Ich denke, dass es auf der Welt wenige Länder gibt, die so eine enge und vielfältige Beziehung unterhalten wie die Türkei und Deutschland. Diese Partnerschaft lässt sich in vielen Feldern beobachten. Unser Verhältnis auf der diplomatischen Ebene basiert auf gleiche Werte und eine gemeinsame Verantwortung in der internationalen Politik. Regelmäßige hochrangige Besuche und gegenseitige Abstimmungen hinsichtlich internationaler Fragen prägen die Partnerschaft.
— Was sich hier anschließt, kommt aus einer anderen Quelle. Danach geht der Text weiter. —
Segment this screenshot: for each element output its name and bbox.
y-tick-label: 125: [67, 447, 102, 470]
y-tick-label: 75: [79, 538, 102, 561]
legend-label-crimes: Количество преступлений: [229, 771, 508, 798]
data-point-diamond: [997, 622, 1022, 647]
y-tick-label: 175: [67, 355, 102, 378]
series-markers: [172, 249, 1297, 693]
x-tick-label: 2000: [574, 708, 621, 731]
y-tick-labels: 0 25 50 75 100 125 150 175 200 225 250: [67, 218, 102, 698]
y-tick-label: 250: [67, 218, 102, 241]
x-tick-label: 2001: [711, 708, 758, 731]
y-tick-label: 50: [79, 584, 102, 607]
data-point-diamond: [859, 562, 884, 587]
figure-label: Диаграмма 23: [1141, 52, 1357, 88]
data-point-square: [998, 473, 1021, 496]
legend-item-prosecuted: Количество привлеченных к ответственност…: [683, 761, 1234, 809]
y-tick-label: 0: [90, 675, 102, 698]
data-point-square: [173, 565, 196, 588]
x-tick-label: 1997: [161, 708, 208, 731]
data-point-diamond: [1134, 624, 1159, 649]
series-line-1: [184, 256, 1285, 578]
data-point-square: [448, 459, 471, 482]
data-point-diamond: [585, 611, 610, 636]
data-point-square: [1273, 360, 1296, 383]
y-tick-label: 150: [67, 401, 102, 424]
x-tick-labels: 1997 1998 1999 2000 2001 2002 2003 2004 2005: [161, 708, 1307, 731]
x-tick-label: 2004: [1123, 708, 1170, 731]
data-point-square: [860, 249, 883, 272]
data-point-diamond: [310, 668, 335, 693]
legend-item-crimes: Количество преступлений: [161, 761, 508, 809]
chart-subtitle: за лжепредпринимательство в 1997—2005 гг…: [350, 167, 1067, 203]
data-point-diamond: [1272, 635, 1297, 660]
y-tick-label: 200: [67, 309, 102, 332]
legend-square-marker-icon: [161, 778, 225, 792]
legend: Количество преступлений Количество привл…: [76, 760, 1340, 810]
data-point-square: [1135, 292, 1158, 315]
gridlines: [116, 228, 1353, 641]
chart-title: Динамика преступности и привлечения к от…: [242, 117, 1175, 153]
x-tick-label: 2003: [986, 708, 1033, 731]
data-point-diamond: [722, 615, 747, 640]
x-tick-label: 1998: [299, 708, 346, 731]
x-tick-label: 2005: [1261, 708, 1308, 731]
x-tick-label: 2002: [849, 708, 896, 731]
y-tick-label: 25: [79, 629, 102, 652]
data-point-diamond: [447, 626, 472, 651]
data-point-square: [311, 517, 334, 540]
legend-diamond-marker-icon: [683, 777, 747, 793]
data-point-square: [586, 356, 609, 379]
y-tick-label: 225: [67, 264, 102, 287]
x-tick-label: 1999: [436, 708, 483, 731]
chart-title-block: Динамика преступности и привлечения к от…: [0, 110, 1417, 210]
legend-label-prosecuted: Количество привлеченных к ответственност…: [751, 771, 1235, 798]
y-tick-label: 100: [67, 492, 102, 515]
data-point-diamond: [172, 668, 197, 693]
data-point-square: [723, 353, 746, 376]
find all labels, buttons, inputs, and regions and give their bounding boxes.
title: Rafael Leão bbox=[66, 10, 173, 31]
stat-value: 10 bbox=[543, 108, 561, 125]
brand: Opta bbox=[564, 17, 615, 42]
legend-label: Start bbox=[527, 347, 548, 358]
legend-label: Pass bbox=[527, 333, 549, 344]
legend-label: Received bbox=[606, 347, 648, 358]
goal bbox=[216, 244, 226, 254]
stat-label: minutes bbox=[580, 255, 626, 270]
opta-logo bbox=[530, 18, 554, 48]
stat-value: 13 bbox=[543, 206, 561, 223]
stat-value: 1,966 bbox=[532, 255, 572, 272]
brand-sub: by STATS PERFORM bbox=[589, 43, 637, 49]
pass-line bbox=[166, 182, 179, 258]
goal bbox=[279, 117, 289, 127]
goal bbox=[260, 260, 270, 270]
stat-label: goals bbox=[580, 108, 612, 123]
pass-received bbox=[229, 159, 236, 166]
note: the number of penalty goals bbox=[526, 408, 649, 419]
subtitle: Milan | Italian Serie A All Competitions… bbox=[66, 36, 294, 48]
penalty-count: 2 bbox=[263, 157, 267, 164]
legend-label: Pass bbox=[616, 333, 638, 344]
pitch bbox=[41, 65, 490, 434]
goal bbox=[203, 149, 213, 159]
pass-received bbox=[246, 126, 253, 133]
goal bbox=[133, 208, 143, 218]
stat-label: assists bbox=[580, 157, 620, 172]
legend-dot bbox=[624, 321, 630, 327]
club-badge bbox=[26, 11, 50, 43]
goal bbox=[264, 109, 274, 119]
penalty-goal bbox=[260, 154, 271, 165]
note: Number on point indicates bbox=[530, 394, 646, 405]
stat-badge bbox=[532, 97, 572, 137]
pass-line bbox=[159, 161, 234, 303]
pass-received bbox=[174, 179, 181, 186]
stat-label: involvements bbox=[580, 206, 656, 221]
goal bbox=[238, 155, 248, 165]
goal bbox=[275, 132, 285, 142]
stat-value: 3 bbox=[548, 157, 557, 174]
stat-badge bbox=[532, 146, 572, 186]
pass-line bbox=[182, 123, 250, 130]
Der Faktor Menschen steht im Mittelpunkt unserer Beziehungen. Die drei Millionen türkeistämmigen Menschen in Deutschland sowie die jährlich über fünf Millionen deutschen Touristen in der Türkei tragen dazu bei, dass ein reger Austausch zwischen den beiden Ländern stattfindet. Die kulturellen Beziehungen werden ständig ausgebaut. Deutsche Kultureinrichtungen sind seit vielen Jahren in der Türkei aktiv. Das Yunus-Emre-Institut eröffnet in Deutschland Kulturzentren. Im Rahmen des Türkisch-Deutschen Wissenschaftsjahres werden Universitäten und Forschungseinrichtungen gemeinsame Projekte vorantreiben. Insbesondere der Jugendbereich muss jedoch intensiver und gezielter ausgearbeitet werden. Beispielsweise gibt es noch kein deutsch-türkisches Jugendwerk. Dafür setze ich mich ein. Die Jugendlichen sollen sich ein Bild vom jeweils anderen Land machen, die Kultur und Werte kennenlernen und voneinander profitieren.